DNA reassociation values between the guinea pig strain T138021-75T and the rabbit strain P224 were 82.6% and 80.5% (mean 81.6%), while the DNA relatedness values between strain T138021-75T and M. glucosida DSM 19638T were 41.8 and 38.7% (mean 40.3%), indicating that the rabbit isolate should be classified with the guinea pig isolates, since species of the family Pasteurellaceae mainly have been defined on the basis of DNA-DNA reassociation values of 80-85% as measured by the spectrophotometric method (Mutters et al., 1989: Christensen et al., 2005).
Finally, all three guinea pig strains of taxon 25 shared the same recN gene sequence, which showed 98.2% similarity with strain P224, while only 78.3-81.3% similarity was observed for species of Mannheimia. Converted to whole genome similarities (Kuhnert and Korczak, 2006) these values correspond to 0.93 between strains T138021-75T and P224 and 0.46-0.62 between strain T138021-75T and recognized species of Mannheimia. According to Kuhnert and Korczak (2006) strains of the same species showed similarity values of 0.9 and higher, while species of the same genus had similarity values above 0.4. Similarity values between 0.85 and 0.9 were considered intermediate, and could indicate different species or subspecies. In addition, threshold similarity values for recN alone, as used above, were comparable to MLSA with very few exceptions.
In conclusion, results obtained with the guinea pig strains of taxon 25 clearly documents that they represent a novel species of the genus Mannheimia, for which the name M. caviae sp. nov. is proposed.

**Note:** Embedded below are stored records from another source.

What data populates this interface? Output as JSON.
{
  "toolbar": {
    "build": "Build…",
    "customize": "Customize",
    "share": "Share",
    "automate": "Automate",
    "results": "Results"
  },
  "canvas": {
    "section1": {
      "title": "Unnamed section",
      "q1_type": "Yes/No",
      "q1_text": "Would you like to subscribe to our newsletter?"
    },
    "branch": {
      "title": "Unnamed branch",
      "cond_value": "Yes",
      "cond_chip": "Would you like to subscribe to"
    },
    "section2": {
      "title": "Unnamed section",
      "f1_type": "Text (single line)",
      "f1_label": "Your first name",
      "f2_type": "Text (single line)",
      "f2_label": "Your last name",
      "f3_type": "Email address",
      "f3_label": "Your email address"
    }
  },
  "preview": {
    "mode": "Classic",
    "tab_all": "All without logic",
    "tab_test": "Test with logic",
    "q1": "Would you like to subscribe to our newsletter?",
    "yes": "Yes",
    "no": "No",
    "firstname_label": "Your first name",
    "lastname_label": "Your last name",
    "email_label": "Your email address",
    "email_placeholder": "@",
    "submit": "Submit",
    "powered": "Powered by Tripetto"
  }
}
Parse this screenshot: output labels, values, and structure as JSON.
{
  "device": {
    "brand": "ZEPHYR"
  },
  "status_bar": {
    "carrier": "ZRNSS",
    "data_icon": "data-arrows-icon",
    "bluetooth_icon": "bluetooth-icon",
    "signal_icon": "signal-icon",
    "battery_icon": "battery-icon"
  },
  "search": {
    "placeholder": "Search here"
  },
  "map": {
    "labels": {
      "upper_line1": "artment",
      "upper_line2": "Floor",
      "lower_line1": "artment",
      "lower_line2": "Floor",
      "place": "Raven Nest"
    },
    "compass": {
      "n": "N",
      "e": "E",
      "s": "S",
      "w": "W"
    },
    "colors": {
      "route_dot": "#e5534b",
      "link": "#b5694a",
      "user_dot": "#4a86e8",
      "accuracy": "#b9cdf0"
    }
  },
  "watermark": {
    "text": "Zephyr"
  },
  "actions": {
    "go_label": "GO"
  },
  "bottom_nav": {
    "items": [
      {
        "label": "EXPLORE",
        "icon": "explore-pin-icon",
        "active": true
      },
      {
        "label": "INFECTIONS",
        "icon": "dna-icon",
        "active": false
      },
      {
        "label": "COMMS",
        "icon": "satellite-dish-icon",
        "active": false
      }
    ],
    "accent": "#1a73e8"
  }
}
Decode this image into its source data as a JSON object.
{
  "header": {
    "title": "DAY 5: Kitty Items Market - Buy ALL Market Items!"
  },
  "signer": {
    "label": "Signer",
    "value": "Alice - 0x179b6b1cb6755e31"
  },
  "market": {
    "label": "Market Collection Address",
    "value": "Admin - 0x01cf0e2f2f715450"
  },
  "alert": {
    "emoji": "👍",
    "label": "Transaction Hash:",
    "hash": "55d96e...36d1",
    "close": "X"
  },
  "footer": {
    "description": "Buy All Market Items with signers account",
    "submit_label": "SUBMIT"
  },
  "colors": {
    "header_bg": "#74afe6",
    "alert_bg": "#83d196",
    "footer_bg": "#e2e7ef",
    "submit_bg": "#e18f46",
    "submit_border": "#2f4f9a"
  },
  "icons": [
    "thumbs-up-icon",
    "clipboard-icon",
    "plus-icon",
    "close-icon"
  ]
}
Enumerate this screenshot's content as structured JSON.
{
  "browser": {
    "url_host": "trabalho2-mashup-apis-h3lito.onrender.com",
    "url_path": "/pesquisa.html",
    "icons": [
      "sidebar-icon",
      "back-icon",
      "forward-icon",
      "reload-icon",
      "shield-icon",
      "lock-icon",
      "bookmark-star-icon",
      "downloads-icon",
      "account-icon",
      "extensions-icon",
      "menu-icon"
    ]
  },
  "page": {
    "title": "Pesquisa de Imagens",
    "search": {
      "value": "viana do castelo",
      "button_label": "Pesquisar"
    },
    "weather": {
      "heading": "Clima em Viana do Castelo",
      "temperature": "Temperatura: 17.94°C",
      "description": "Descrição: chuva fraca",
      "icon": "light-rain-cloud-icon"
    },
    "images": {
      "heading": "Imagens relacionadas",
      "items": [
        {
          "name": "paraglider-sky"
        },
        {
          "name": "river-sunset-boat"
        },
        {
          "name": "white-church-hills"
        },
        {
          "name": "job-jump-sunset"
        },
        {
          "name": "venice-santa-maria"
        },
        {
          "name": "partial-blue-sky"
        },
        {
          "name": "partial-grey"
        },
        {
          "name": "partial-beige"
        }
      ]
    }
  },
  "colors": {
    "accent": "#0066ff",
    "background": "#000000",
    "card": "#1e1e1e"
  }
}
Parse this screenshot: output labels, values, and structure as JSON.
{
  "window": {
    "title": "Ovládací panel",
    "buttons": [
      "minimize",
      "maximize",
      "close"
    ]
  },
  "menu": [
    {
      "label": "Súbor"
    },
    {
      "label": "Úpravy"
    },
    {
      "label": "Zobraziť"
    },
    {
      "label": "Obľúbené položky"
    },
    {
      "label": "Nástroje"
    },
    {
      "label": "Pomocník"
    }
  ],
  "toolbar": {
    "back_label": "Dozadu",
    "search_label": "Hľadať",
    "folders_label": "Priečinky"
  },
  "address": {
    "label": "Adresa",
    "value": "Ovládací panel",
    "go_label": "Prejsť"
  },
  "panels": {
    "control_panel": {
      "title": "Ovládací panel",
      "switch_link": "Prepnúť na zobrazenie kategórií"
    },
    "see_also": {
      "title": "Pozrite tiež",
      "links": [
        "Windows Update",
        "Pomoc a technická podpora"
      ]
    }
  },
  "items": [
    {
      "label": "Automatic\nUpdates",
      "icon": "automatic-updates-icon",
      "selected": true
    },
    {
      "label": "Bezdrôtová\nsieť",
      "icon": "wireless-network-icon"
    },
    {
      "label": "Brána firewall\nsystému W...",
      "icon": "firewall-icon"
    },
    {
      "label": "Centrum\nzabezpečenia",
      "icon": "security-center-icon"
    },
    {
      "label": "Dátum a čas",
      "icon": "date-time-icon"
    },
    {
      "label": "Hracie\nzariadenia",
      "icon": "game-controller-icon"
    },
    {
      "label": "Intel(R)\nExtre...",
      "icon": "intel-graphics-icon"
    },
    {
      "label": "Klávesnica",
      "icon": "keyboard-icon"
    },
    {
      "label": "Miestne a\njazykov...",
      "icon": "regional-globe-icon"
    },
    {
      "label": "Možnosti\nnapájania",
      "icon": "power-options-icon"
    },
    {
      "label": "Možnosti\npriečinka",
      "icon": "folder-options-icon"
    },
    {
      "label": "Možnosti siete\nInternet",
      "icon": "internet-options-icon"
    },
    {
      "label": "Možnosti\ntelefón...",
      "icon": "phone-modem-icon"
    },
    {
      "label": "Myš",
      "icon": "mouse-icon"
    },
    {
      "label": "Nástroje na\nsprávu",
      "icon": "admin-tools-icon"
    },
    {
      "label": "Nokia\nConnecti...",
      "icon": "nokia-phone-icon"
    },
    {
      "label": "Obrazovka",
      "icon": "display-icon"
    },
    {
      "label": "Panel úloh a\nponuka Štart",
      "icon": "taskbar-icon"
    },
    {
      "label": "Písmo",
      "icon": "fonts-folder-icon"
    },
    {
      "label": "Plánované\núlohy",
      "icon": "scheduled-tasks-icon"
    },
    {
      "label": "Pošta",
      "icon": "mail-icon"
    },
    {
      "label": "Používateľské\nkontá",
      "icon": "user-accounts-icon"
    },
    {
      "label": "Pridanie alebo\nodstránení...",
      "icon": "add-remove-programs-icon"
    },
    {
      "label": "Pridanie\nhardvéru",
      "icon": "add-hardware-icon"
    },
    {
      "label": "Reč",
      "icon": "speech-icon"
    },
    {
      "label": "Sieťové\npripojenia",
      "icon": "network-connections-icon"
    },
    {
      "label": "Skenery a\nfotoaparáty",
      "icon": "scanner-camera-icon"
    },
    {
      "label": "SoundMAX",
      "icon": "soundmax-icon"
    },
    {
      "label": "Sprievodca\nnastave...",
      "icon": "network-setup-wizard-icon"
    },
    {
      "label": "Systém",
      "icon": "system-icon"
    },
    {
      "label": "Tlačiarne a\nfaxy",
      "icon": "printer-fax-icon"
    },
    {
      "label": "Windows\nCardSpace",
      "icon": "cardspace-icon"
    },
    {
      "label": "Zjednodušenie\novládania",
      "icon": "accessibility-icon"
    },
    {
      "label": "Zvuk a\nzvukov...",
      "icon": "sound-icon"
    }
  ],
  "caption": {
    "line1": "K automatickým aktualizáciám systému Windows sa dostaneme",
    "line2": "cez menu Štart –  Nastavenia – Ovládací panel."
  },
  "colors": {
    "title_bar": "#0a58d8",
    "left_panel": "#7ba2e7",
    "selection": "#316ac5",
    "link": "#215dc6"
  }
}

The type strain is T138021-75T (CCUG 59995T), and the G+C content of DNA from the type strain is 41.4 mol%.
The differences in hosts, genotypic- and phenotypic characteristics between the rabbit isolate P224 and the guinea pig isolates T138021-75T, Pg19 and Pg20 have parallels in both M. varigena for which two genotypic populations associated with pigs and ruminants, respectively, have been demonstrated (Angen et al., 1999) and M. granulomatis for which three populations have been demonstrated associated with leporine, bovine and cervine hosts, respectively (Bojesen et al., 2007). For the same reason, additional leporine, isolates should be investigated before final taxonomic conclusions can be drawn.